Um convênio firmado pelo MPF (Ministério Público Federal) em Mato Grosso do Sul vai permitir que um grupo de historiadores e estudantes universitários passe um “pente-fino” em cerca de 100 mil documentos que dizem respeito ao processo de colonização do Estado, que teve início em 1915 e segue até os dias de hoje.
O principal objetivo do acordo firmado com o Núcleo de Estudos e Pesquisas das Populações Indígenas da UCDB (Universidade Católica Dom Bosco), de Campo Grande, é catalogar documentos históricos referentes à expulsão dos indígenas e a ocupação dessas terras por colonos e grupos particulares.
O estudo poderá beneficiar os índios sul-mato-grossenses, subsidiando ações judiciais pelo reconhecimento e ampliação de terras indígenas, “uma das principais e mais urgentes demandas dos índios de Mato Grosso do Sul”, conforme afirma o MPF, em nota.
“Trata-se de uma vasta produção documental a respeito do processo de esbulho [expropriação forçada] das terras indígenas”, afirmou à Agência Brasil o procurador da República Marco Antonio Delfino de Almeida. Para Delfino, saber o que ocorreu às populações que viviam na região pode ajudar os índios a obterem suas antigas terras.
“Talvez não consigamos responsabilizar criminalmente os responsáveis pela expulsão dos índios, mas além de servir para fundamentar um eventual pedido de indenização, a análise dos documentos servirá para trazer luz à verdade”, diz o procurador
Cerca de 70 mil índios de sete etnias (Kadiwéu, Kinikinawa, Terena, Guató, Atikum, Ofayé-Xavante e os Guarani), estes subdivididos entre os Kaiowá e os Nhandeva vivem, hoje, no Estado, confirma o levantamento do MPF.
Até 1977, quando se desmembrou e conquistou autonomia política, Mato Grosso do Sul fazia parte do Mato Grosso unificado.

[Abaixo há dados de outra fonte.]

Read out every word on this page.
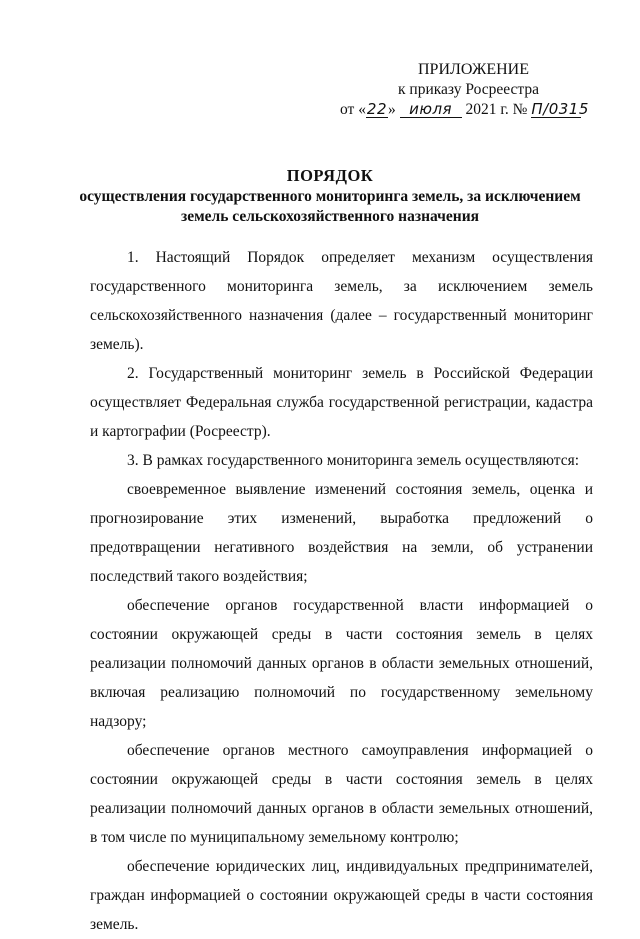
ПРИЛОЖЕНИЕ
к приказу Росреестра
от «22» июля 2021 г. № П/0315
ПОРЯДОК
осуществления государственного мониторинга земель, за исключением
земель сельскохозяйственного назначения

1. Настоящий Порядок определяет механизм осуществления государственного мониторинга земель, за исключением земель сельскохозяйственного назначения (далее – государственный мониторинг земель).

2. Государственный мониторинг земель в Российской Федерации осуществляет Федеральная служба государственной регистрации, кадастра и картографии (Росреестр).

3. В рамках государственного мониторинга земель осуществляются:

своевременное выявление изменений состояния земель, оценка и прогнозирование этих изменений, выработка предложений о предотвращении негативного воздействия на земли, об устранении последствий такого воздействия;

обеспечение органов государственной власти информацией о состоянии окружающей среды в части состояния земель в целях реализации полномочий данных органов в области земельных отношений, включая реализацию полномочий по государственному земельному надзору;

обеспечение органов местного самоуправления информацией о состоянии окружающей среды в части состояния земель в целях реализации полномочий данных органов в области земельных отношений, в том числе по муниципальному земельному контролю;

обеспечение юридических лиц, индивидуальных предпринимателей, граждан информацией о состоянии окружающей среды в части состояния земель.
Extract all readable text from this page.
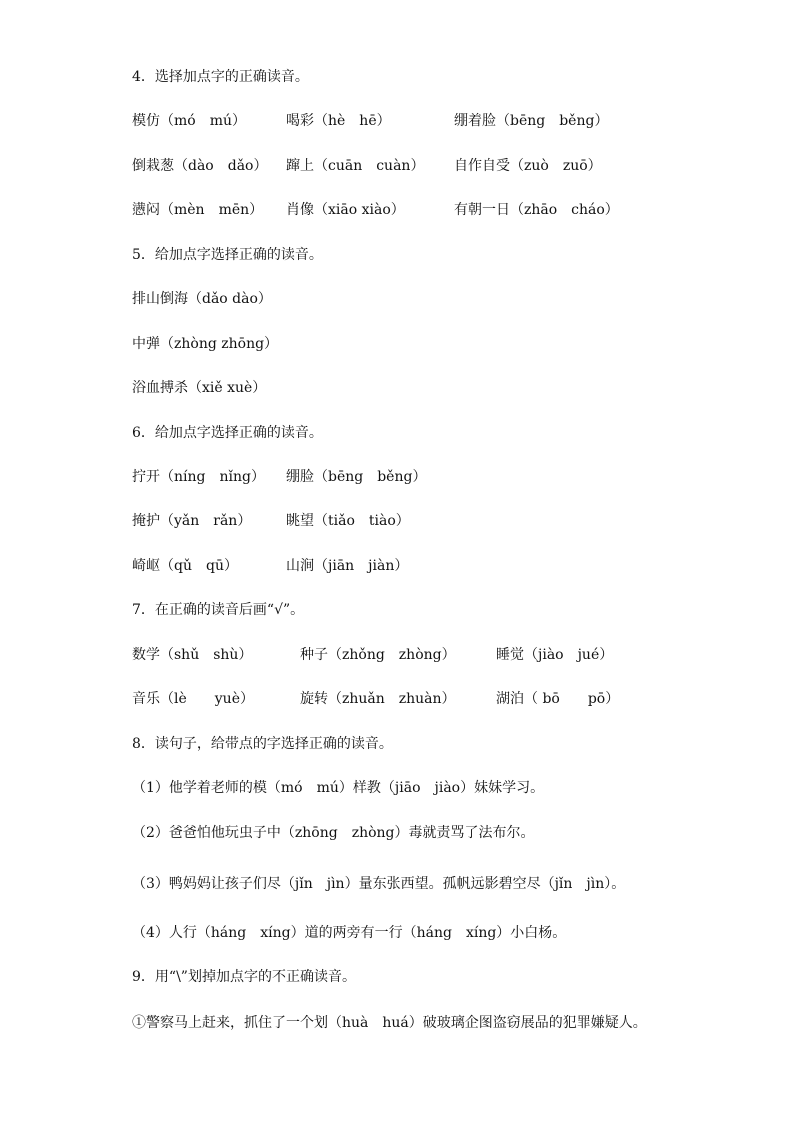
4．选择加点字的正确读音。
模仿（mó　mú）	喝彩（hè　hē）	绷着脸（bēng　běng）
倒栽葱（dào　dǎo） 蹿上（cuān　cuàn） 自作自受（zuò　zuō）
懑闷（mèn　mēn） 肖像（xiāo xiào）	有朝一日（zhāo　cháo）
5．给加点字选择正确的读音。
排山倒海（dǎo dào）
中弹（zhòng zhōng）
浴血搏杀（xiě xuè）
6．给加点字选择正确的读音。
拧开（níng　nǐng） 绷脸（bēng　běng）
掩护（yǎn　rǎn） 眺望（tiǎo　tiào）
崎岖（qǔ　qū）	山涧（jiān　jiàn）
7．在正确的读音后画“√”。
数学（shǔ　shù）	种子（zhǒng　zhòng）	睡觉（jiào　jué）
音乐（lè　　yuè）	旋转（zhuǎn　zhuàn）	湖泊（ bō　　pō）
8．读句子，给带点的字选择正确的读音。
（1）他学着老师的模（mó　mú）样教（jiāo　jiào）妹妹学习。
（2）爸爸怕他玩虫子中（zhōng　zhòng）毒就责骂了法布尔。
（3）鸭妈妈让孩子们尽（jǐn　jìn）量东张西望。孤帆远影碧空尽（jǐn　jìn）。
（4）人行（háng　xíng）道的两旁有一行（háng　xíng）小白杨。
9．用“\”划掉加点字的不正确读音。
①警察马上赶来，抓住了一个划（huà　huá）破玻璃企图盗窃展品的犯罪嫌疑人。
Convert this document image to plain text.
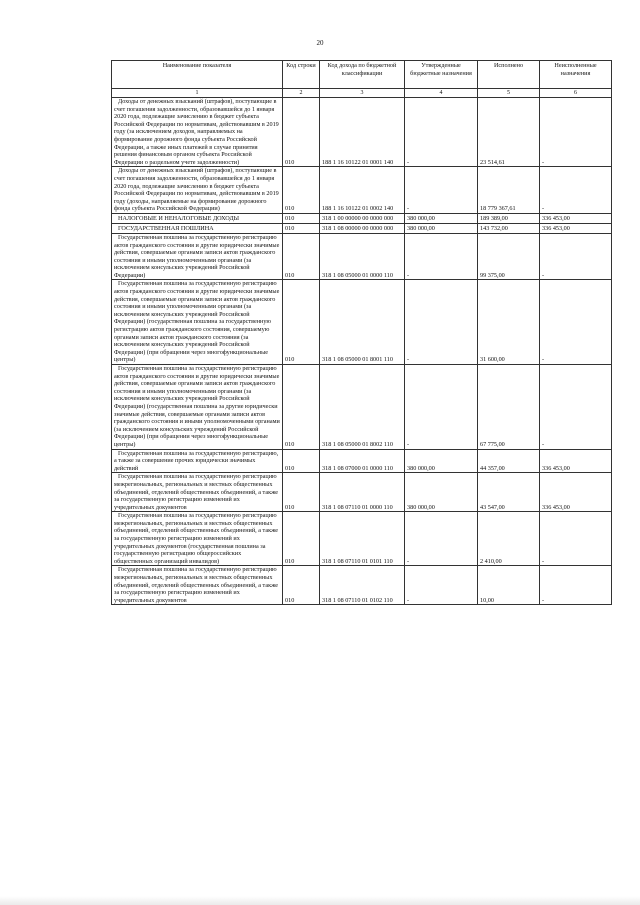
20
Наименование показателя	Код строки	Код дохода по бюджетной классификации	Утвержденные бюджетные назначения	Исполнено	Неисполненные назначения
1	2	3	4	5	6

Доходы от денежных взысканий (штрафов), поступающие в счет погашения задолженности, образовавшейся до 1 января 2020 года, подлежащие зачислению в бюджет субъекта Российской Федерации по нормативам, действовавшим в 2019 году (за исключением доходов, направляемых на формирование дорожного фонда субъекта Российской Федерации, а также иных платежей в случае принятия решения финансовым органом субъекта Российской Федерации о раздельном учете задолженности)	010	188 1 16 10122 01 0001 140	-	23 514,61	-

Доходы от денежных взысканий (штрафов), поступающие в счет погашения задолженности, образовавшейся до 1 января 2020 года, подлежащие зачислению в бюджет субъекта Российской Федерации по нормативам, действовавшим в 2019 году (доходы, направляемые на формирование дорожного фонда субъекта Российской Федерации)	010	188 1 16 10122 01 0002 140	-	18 779 367,61	-

НАЛОГОВЫЕ И НЕНАЛОГОВЫЕ ДОХОДЫ	010	318 1 00 00000 00 0000 000	380 000,00	189 389,00	336 453,00

ГОСУДАРСТВЕННАЯ ПОШЛИНА	010	318 1 08 00000 00 0000 000	380 000,00	143 732,00	336 453,00

Государственная пошлина за государственную регистрацию актов гражданского состояния и другие юридически значимые действия, совершаемые органами записи актов гражданского состояния и иными уполномоченными органами (за исключением консульских учреждений Российской Федерации)	010	318 1 08 05000 01 0000 110	-	99 375,00	-

Государственная пошлина за государственную регистрацию актов гражданского состояния и другие юридически значимые действия, совершаемые органами записи актов гражданского состояния и иными уполномоченными органами (за исключением консульских учреждений Российской Федерации) (государственная пошлина за государственную регистрацию актов гражданского состояния, совершаемую органами записи актов гражданского состояния (за исключением консульских учреждений Российской Федерации) (при обращении через многофункциональные центры)	010	318 1 08 05000 01 8001 110	-	31 600,00	-

Государственная пошлина за государственную регистрацию актов гражданского состояния и другие юридически значимые действия, совершаемые органами записи актов гражданского состояния и иными уполномоченными органами (за исключением консульских учреждений Российской Федерации) (государственная пошлина за другие юридически значимые действия, совершаемые органами записи актов гражданского состояния и иными уполномоченными органами (за исключением консульских учреждений Российской Федерации) (при обращении через многофункциональные центры)	010	318 1 08 05000 01 8002 110	-	67 775,00	-

Государственная пошлина за государственную регистрацию, а также за совершение прочих юридически значимых действий	010	318 1 08 07000 01 0000 110	380 000,00	44 357,00	336 453,00

Государственная пошлина за государственную регистрацию межрегиональных, региональных и местных общественных объединений, отделений общественных объединений, а также за государственную регистрацию изменений их учредительных документов	010	318 1 08 07110 01 0000 110	380 000,00	43 547,00	336 453,00

Государственная пошлина за государственную регистрацию межрегиональных, региональных и местных общественных объединений, отделений общественных объединений, а также за государственную регистрацию изменений их учредительных документов (государственная пошлина за государственную регистрацию общероссийских общественных организаций инвалидов)	010	318 1 08 07110 01 0101 110	-	2 410,00	-

Государственная пошлина за государственную регистрацию межрегиональных, региональных и местных общественных объединений, отделений общественных объединений, а также за государственную регистрацию изменений их учредительных документов	010	318 1 08 07110 01 0102 110	-	10,00	-
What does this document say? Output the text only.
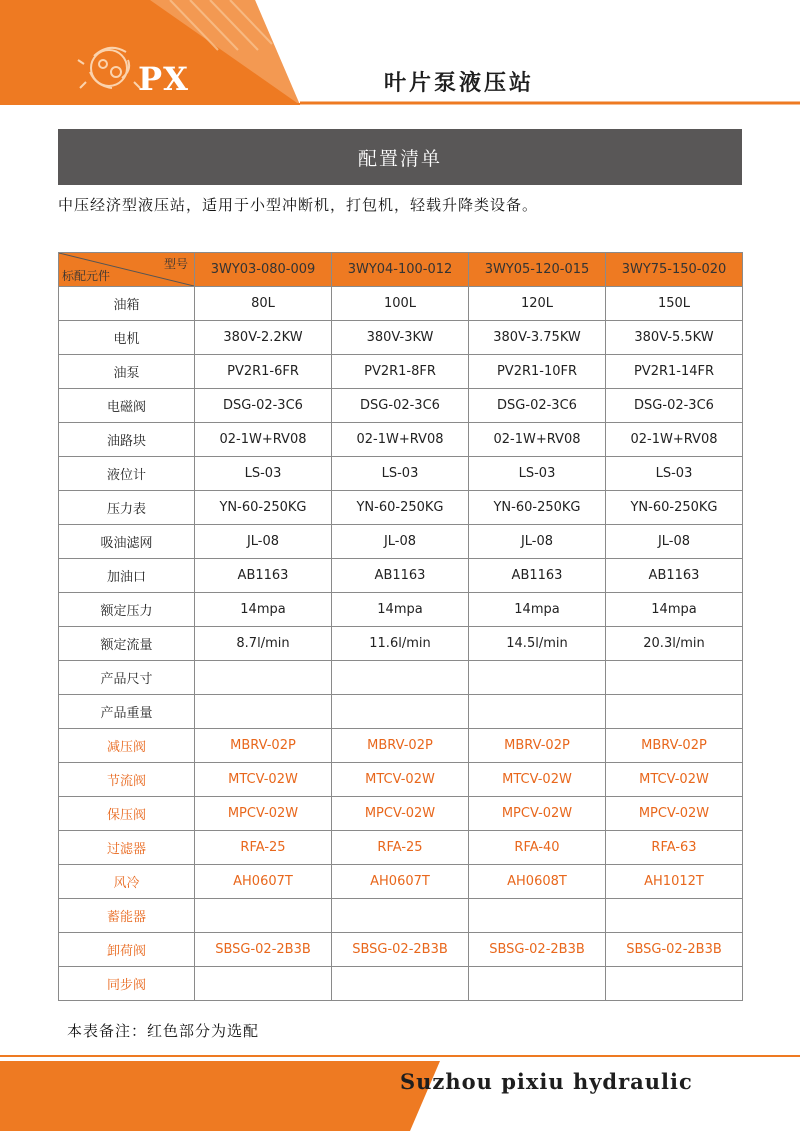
PX	叶片泵液压站
配置清单
中压经济型液压站，适用于小型冲断机，打包机，轻载升降类设备。
型号
标配元件	3WY03-080-009	3WY04-100-012	3WY05-120-015	3WY75-150-020
油箱	80L	100L	120L	150L
电机	380V-2.2KW	380V-3KW	380V-3.75KW	380V-5.5KW
油泵	PV2R1-6FR	PV2R1-8FR	PV2R1-10FR	PV2R1-14FR
电磁阀	DSG-02-3C6	DSG-02-3C6	DSG-02-3C6	DSG-02-3C6
油路块	02-1W+RV08	02-1W+RV08	02-1W+RV08	02-1W+RV08
液位计	LS-03	LS-03	LS-03	LS-03
压力表	YN-60-250KG	YN-60-250KG	YN-60-250KG	YN-60-250KG
吸油滤网	JL-08	JL-08	JL-08	JL-08
加油口	AB1163	AB1163	AB1163	AB1163
额定压力	14mpa	14mpa	14mpa	14mpa
额定流量	8.7l/min	11.6l/min	14.5l/min	20.3l/min
产品尺寸				
产品重量				
减压阀	MBRV-02P	MBRV-02P	MBRV-02P	MBRV-02P
节流阀	MTCV-02W	MTCV-02W	MTCV-02W	MTCV-02W
保压阀	MPCV-02W	MPCV-02W	MPCV-02W	MPCV-02W
过滤器	RFA-25	RFA-25	RFA-40	RFA-63
风冷	AH0607T	AH0607T	AH0608T	AH1012T
蓄能器				
卸荷阀	SBSG-02-2B3B	SBSG-02-2B3B	SBSG-02-2B3B	SBSG-02-2B3B
同步阀				
本表备注：红色部分为选配
Suzhou pixiu hydraulic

Nesta época, segundo o MPF, a maior parte das populações indígenas já havia sido retirada à força de suas terras para dar espaço ao avanço da agropecuária.
De acordo com o MPF, foi o próprio Estado quem, a partir do início do século passado, concedeu as áreas para os colonos e confinou as populações indígenas em pequenas reservas.
Entre o acervo que será analisado e catalogado há documentos históricos produzidos pelo antigo SPI (Serviço de Proteção aos Índios), depois transformado na Funai (Fundação Nacional do Índio) e pelo Ministério das Relações Exteriores. Há, de acordo com o MPF, 900 horas de entrevistas gravadas com indígenas, material fotográfico, cartográfico, fitas K7, VHS, CDs, DVDs e 58 rolos de microfilmes documentando a criação de reservas indígenas, a retirada dos índios de seus territórios tradicionais e o cotidiano das etnias presentes no território sul-mato-grossense.
A previsão é que a catalogação dos documentos dure 18 meses. O estudo será subsidiado por um fundo gerido pela Justiça Federal de Dourados. Por esse motivo, o projeto ainda depende da aprovação do comitê gestor do fundo judicial, o que o MPF-MS acredita que possa ocorrer até outubro.
Em 2009, a Agência Brasil produziu a série de matérias “Duas realidades sobre o mesmo chão” denunciando as condições precárias de vida de indígenas de Mato Grosso do Sul. Vivendo ao lado de latifúndios prósperos, os índios já aguardavam, à época, uma definição sobre a demarcação dessas terras.